I soggetti saranno informati che sono liberi di rifiutarsi di partecipare a questo studio clinico senza perdita dei benefici a cui avrebbero altrimenti diritto e che, se scelgono di partecipare, possono ritirarsi in qualsiasi momento senza pregiudizio per cure future. Il consenso informato approvato dall'HREC deve essere firmato prima della partecipazione allo studio. Il consenso informato originale firmato per ciascun soggetto deve essere conservato dallo Sponsor Investigator.

Altre responsabilità specifiche dello Sponsor Investigator includono:

In attesa di approvazione Lo sperimentatore può discutere con un soggetto il proprio interesse a partecipare allo studio clinico, ma non deve richiedere il consenso informato scritto né consentire ad alcun soggetto di partecipare allo studio clinico prima che siano state ricevute l'HREC e le altre approvazioni necessarie.

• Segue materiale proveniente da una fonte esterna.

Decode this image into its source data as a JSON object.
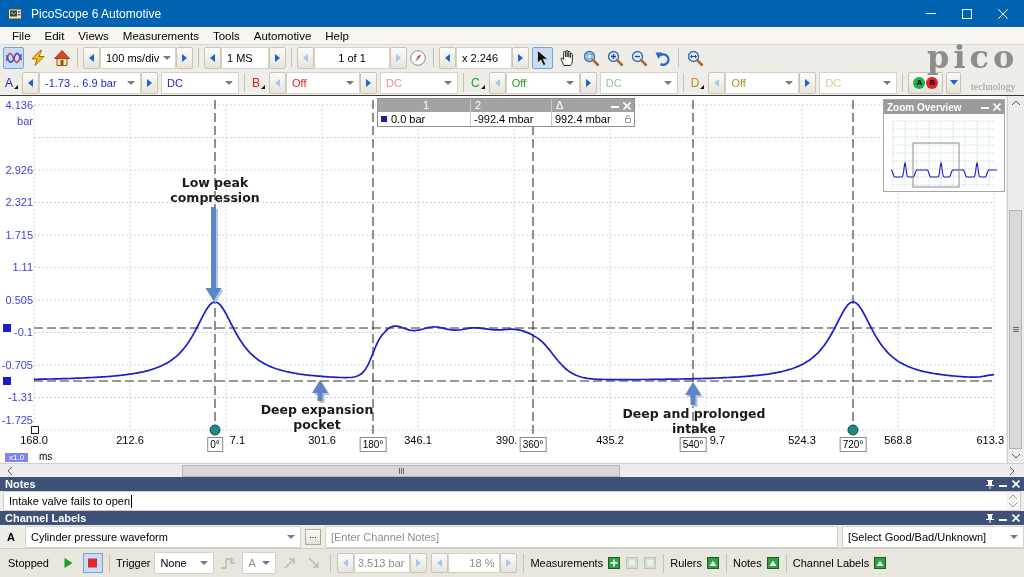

Record del soggetto I record del soggetto includono moduli di consenso informato firmati, copie di tutti i moduli di segnalazione dei casi compilati e documenti di supporto (rapporti di laboratorio, rapporti di test diagnostici, cartelle cliniche, ecc.) e registrazioni dell'esposizione di ciascun soggetto al dispositivo. Il consenso informato deve essere conforme alla norma EN/ISO 14155-2011.

Documentazione dell'uso del dispositivo senza consenso informato Lo sperimentatore deve documentare l'uso del dispositivo senza consenso informato. L'investigatore è responsabile della segnalazione dell'utilizzo del dispositivo senza previo consenso informato ai sensi delle normative applicabili.

Effetti avversi imprevisti del dispositivo Lo sperimentatore è responsabile della conservazione dei registri di tutti i rapporti e delle informazioni relative agli effetti avversi imprevisti del dispositivo.

Informazioni del comitato etico Lo sperimentatore è responsabile della conservazione di tutte le informazioni relative alla revisione e all'approvazione della CE di questo studio clinico, inclusa una copia della lettera della CE che approva lo studio clinico, un modulo di consenso informato in bianco approvato dalla CE e che la CE ha approvato il protocollo.